Lahinch or Lehinch (Irish: An Leacht or Irish: Leacht Uí Chonchubhair, meaning 'The Memorial cairn of O'Connor') is a small town on Liscannor Bay, on the northwest coast of County Clare, Ireland. It lies on the N67 national secondary road, between Milltown Malbay and Ennistymon, roughly 75 kilometres (47 mi) by road southwest of Galway and 68 kilometres (42 mi) northwest of Limerick.[2] The town is a seaside resort and is home to the Lahinch Golf Club. It has become a popular surfing location.

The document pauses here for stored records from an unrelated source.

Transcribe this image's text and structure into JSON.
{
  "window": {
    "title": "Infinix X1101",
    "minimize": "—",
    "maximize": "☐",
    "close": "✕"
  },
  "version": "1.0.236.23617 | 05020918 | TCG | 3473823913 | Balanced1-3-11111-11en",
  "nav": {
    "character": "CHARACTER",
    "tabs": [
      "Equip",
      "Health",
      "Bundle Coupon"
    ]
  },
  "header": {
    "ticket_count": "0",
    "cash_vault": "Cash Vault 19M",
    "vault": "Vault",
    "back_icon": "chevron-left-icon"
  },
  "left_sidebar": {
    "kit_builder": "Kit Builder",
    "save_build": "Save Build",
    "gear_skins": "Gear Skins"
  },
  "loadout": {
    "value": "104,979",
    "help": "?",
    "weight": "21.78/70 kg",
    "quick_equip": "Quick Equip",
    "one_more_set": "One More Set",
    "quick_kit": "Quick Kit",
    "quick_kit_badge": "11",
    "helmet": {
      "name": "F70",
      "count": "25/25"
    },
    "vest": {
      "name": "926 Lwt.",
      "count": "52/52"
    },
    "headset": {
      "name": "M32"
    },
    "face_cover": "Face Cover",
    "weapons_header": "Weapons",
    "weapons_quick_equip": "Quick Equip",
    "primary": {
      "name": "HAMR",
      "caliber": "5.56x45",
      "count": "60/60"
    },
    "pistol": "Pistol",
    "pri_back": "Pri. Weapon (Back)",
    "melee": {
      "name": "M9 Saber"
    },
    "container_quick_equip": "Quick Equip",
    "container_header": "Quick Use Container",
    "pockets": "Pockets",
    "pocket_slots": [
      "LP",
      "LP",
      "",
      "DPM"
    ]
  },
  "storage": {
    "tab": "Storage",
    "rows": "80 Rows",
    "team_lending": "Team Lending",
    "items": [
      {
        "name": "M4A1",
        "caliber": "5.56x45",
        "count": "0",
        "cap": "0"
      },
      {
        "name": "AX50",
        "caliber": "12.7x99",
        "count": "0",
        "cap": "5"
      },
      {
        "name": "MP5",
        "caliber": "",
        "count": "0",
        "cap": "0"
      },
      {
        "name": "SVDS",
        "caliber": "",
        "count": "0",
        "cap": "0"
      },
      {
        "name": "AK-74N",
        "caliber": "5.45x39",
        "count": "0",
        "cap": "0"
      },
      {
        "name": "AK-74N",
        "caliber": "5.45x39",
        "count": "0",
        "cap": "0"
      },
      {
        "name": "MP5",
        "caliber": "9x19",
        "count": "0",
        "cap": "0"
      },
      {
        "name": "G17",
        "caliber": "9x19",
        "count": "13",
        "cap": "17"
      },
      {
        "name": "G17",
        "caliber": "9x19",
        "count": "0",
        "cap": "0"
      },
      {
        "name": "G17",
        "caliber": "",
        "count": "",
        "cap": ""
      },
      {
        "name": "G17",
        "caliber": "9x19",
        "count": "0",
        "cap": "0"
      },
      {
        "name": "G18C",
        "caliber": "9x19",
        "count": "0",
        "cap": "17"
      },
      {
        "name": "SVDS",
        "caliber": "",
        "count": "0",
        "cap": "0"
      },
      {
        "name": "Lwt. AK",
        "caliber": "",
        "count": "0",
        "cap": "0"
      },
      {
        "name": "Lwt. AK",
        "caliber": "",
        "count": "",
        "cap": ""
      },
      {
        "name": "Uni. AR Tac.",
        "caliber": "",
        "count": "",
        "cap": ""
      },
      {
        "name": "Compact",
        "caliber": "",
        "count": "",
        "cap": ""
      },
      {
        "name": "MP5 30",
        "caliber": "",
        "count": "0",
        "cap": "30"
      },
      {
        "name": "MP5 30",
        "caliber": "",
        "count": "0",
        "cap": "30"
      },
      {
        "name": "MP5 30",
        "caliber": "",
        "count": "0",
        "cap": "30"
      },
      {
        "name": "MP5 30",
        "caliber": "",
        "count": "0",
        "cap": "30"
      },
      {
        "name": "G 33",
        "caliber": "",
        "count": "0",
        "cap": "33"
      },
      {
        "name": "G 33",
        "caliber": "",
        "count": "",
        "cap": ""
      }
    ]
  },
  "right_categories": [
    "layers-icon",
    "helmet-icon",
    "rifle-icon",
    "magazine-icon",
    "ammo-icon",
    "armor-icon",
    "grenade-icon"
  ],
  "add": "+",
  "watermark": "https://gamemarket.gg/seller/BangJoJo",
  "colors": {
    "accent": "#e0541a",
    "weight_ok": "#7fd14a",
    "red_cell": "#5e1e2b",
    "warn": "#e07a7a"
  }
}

Lahinch is the anglicised form of Leath Inse, meaning half island or peninsula.[3] This is not related to Leacht Uí Chonchubhair, which means "O'Connor's Grave", referring to the memorial cairn (Leacht) marking the burial place of one of the O’Connor chieftains, who were the ruling clan of the district of Corco Modhruadh Iartharach.[4]

The town was recorded by the Annals of the Four Masters as Leith Innse,[5] which is a variant of the Irish word for a peninsula leithinis ("half island"), which describes the village's location between the Inagh River and the sea.[6] The town today is mostly spelled "Lahinch", but some road signs in the area use the spelling "Lehinch".

History and landmarks[edit]

Dough Castle tower ruins

Several earth forts in the area indicate that the area was inhabited in ancient times, the most prominent of which is on the northern side of the hill above the village along the road to Ennistymon.[6] The fort is believed to have been built by the Danish Vikings and lies on a hill which later became known as "Doctor's Hill" after a doctor was murdered there.[7]

In the Middle Ages, the O'Brien clan dominated the coastline; Liscannor Castle and Dough Castle are now ruins.[8] The tower of Dough Castle stands on the golf course, and O'Brien's Bridge across the Inagh River is in the vicinity.[9] As late as the 18th century, Lahinch was still a small hamlet with only a few fisherman's huts. It grew in the 19th century to over 1000 people by 1835, but it was not until later in the century that the infrastructure of the town developed and it became a seaside resort following the opening of the West Clare Railway in 1887.[6][10] In 1883, the town was struck by a severe storm which destroyed the sea wall and promenade and damaged many buildings. Local governor William Edward Ellis overlooked the repair work which followed and the construction of a new sea wall and promenade were inaugurated by the wife of the Viceroy, Lady Aberdeen, in July 1893.[11]

A book "Holiday Haunts of the West Coast of Clare" (1891) stated that Lahinch's "strand for length, width and evenness is not to be excelled in Ireland", noting that the "accommodation is excellent, neat and respectable".[6] The following year, the establishment of Lahinch Golf Club further contributed to the growth of the town. In 1900, Gertrude Crowe of "Times Weekly" wrote: "Lahinch, a restful picturesque spot on the west coast of Clare, retains much of its primitive old world charm. In the good times, it is celebrated for the assemblage of rank and beauty and fashion who resorted thither for bathing. An 1822 Guide mentions that the neighbouring gentry was in the habit of having warmly contested races on the strand."[6] Historically the people of the town celebrated Garland Sunday on the last Sunday of July, attracting people from across the county. Stalls lined the main street with numerous other attractions for the visitors.[6]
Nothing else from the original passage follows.